On this day we celebrate the feast of St. Genesius.
"Genesius was a comic actor during the reign of Diocletian, the emperor who was intent upon eliminating the Christians from the empire once and for all. When Genesius's theatrical troupe was commanded to perform before Diocletian, they decided to prepare a play that would be topical: they wrote a new farce that mocked the Christian sacrament of baptism.
"Genesius was cast as the convert to be baptized. But at the climactic moment, as the water was poured over his head and the actor playing the priest spoke the words of the baptismal rite, something remarkable happened. Divine grace flowed over Genesius just as if his baptism had been authentic. He scrapped the sacrilegious lines he was supposed to recite, and instead looked Diocletian in the eye and ad-libbed a speech denouncing the emperor for his cruelty to the Christians. . . . The emperor stopped the performance, ordered Genesius arrested, and condemned him to be tortured to death.

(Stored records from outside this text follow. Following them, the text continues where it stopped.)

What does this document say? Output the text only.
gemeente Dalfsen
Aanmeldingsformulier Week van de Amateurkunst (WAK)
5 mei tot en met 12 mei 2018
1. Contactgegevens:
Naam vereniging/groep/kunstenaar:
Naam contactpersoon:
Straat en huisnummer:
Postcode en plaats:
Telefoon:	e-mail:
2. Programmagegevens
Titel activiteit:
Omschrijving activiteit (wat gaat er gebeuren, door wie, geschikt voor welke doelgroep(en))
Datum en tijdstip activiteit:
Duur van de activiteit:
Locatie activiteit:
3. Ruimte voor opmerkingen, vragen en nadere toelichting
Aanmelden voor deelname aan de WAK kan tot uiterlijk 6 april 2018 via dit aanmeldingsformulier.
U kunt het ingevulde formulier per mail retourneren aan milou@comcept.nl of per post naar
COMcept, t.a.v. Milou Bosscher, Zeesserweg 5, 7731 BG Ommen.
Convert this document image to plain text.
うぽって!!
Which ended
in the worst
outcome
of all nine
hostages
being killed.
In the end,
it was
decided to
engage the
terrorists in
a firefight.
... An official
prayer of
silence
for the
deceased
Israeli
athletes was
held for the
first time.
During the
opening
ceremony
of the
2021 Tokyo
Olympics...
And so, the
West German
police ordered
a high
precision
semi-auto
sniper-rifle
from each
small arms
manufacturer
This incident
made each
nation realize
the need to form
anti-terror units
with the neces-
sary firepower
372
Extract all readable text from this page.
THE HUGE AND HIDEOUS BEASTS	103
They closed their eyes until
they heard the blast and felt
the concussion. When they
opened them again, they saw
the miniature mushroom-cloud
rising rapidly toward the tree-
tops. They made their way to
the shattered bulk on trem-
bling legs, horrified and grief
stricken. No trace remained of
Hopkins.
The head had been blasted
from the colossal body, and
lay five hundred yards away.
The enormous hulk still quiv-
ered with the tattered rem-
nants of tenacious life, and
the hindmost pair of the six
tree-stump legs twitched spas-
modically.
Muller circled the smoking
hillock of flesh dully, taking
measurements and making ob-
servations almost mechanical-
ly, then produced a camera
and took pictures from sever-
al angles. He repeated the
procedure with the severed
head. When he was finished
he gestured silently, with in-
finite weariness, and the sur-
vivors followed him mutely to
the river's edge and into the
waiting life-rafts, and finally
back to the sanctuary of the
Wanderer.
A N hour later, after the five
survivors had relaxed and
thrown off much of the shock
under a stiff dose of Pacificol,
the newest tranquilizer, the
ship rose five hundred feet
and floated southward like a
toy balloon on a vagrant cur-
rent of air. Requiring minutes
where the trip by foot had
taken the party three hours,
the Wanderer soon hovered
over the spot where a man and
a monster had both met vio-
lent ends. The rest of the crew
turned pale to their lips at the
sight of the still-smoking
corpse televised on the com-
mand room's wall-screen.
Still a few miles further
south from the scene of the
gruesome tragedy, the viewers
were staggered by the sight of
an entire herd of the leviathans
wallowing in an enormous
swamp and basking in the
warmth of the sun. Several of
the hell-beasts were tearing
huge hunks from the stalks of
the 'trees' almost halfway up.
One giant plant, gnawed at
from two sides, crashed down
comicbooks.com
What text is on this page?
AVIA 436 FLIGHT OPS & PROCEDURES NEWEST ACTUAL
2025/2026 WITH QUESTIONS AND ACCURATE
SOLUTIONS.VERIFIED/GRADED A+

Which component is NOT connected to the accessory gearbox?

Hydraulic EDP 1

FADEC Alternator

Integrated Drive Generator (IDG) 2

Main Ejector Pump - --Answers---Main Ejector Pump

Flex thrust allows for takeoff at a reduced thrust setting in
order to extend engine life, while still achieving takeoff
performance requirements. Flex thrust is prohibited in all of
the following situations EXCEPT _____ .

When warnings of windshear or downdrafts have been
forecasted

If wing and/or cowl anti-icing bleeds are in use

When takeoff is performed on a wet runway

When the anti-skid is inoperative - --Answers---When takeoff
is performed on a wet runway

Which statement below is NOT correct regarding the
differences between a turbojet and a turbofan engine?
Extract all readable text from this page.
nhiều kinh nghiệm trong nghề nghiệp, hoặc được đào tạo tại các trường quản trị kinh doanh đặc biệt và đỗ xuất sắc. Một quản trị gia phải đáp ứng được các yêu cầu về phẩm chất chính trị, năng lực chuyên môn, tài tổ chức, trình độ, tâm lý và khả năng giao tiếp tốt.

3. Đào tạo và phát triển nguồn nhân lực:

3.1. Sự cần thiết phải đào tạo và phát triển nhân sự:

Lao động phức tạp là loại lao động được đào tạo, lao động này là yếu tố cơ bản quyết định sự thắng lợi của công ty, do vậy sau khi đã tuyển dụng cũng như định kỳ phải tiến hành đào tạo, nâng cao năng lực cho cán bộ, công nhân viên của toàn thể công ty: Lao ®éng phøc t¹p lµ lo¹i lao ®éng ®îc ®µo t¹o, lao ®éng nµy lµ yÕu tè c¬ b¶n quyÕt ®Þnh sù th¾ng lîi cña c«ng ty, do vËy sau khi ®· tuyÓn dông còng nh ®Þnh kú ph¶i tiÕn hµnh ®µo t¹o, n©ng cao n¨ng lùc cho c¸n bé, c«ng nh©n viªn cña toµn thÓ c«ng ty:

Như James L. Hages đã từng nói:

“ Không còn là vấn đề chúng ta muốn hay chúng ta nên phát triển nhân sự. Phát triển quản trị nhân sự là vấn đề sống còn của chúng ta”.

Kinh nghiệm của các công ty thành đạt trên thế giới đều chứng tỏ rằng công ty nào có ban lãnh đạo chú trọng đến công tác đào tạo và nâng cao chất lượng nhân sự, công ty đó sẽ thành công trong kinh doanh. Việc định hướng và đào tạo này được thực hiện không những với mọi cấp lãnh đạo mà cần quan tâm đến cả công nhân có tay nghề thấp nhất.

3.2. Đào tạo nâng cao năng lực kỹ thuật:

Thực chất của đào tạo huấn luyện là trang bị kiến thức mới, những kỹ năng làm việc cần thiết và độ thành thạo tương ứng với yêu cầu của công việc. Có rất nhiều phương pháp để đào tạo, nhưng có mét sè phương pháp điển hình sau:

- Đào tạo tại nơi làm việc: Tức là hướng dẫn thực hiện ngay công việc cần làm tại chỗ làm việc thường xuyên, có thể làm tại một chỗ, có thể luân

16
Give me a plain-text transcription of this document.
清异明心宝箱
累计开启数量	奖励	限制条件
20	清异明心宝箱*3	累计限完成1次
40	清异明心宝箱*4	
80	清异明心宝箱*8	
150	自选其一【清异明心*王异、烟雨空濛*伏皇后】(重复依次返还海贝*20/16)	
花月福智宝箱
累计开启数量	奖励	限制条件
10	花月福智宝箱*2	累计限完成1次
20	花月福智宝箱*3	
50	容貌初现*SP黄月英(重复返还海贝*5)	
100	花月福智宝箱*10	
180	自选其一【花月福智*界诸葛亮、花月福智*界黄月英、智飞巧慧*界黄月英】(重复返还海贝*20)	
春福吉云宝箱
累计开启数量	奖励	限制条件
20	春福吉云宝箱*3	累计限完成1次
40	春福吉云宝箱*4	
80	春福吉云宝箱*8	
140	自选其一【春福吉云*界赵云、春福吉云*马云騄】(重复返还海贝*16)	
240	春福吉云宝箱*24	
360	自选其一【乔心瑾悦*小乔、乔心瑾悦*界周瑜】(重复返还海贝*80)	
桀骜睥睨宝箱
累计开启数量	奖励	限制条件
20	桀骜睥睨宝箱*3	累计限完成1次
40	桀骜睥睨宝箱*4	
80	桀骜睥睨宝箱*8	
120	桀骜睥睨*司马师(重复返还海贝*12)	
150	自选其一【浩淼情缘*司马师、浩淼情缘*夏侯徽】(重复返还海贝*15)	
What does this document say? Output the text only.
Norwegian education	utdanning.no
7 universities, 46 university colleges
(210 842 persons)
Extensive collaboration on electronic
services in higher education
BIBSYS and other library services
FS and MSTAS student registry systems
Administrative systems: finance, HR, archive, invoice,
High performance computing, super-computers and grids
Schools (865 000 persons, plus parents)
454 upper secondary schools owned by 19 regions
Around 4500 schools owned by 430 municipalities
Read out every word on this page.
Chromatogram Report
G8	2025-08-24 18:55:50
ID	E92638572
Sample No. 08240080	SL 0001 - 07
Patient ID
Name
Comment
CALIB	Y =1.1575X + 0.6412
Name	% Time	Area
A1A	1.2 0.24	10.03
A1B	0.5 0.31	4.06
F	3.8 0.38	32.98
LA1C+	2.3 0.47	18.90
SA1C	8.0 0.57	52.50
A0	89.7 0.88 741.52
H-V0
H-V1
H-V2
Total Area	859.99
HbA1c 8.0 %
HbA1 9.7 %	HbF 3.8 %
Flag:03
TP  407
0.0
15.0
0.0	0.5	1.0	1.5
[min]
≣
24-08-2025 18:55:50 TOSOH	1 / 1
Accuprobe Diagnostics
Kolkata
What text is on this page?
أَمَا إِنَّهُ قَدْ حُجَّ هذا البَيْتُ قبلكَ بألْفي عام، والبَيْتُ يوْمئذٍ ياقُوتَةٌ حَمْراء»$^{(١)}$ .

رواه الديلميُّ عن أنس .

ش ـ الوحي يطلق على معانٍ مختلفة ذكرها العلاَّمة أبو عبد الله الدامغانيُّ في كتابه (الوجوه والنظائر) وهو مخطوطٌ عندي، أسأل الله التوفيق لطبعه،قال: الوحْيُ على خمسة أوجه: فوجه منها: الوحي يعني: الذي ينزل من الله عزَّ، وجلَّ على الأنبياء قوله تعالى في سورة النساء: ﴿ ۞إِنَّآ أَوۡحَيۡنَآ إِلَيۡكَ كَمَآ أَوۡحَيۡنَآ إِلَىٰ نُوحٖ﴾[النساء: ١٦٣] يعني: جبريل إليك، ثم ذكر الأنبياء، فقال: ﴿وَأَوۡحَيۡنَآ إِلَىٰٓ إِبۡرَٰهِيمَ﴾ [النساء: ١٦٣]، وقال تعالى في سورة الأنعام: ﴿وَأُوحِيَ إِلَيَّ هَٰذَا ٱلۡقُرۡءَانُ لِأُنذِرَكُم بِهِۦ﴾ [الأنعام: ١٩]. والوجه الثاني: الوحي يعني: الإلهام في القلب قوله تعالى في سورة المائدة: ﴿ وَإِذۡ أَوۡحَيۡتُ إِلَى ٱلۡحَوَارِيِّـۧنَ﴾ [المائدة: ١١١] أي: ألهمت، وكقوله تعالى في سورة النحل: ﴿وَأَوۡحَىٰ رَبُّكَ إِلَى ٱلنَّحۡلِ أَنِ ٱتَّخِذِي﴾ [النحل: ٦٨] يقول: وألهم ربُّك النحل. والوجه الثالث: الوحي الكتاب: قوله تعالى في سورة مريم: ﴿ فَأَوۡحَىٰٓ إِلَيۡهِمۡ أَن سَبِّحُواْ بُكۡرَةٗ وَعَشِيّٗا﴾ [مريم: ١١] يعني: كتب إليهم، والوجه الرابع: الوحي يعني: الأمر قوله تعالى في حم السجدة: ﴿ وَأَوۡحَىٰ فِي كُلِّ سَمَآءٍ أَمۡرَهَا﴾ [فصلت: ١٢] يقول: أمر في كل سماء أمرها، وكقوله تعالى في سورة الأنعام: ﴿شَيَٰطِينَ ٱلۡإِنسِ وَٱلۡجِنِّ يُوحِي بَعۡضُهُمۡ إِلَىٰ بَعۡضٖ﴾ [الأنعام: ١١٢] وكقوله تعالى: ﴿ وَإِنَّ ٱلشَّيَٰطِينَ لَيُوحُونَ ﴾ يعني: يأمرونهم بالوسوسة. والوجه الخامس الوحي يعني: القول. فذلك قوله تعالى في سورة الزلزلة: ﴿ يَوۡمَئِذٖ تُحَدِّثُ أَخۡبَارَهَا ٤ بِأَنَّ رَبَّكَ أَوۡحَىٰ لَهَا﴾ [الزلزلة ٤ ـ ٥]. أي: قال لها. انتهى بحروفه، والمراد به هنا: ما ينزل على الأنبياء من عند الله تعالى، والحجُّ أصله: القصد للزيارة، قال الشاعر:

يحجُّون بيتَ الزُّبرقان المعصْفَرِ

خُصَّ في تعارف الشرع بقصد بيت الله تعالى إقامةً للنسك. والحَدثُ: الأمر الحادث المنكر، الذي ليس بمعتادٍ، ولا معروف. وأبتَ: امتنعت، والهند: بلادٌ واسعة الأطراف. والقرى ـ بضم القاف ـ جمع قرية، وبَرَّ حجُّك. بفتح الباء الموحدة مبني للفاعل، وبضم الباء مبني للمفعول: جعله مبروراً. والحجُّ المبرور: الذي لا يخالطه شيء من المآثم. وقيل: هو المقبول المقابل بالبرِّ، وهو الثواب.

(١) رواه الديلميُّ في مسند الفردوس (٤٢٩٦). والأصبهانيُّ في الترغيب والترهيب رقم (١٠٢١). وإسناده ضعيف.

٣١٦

"Genesius was probably hauled off to prison and tortured there. But given the Romans' tolerance of gruesome spectacles onstage, it's possible that he met his death in front of an appreciative if sadistic audience, either in an arena or one of Rome's theaters."
--Saints Behaving Badly: The Cutthroats, Crooks, Trollops, Con Men, and Devil Worshippers Who Became Saints, by Thomas J. Craughwell, Doubleday Religion, 2006, pages 37-38.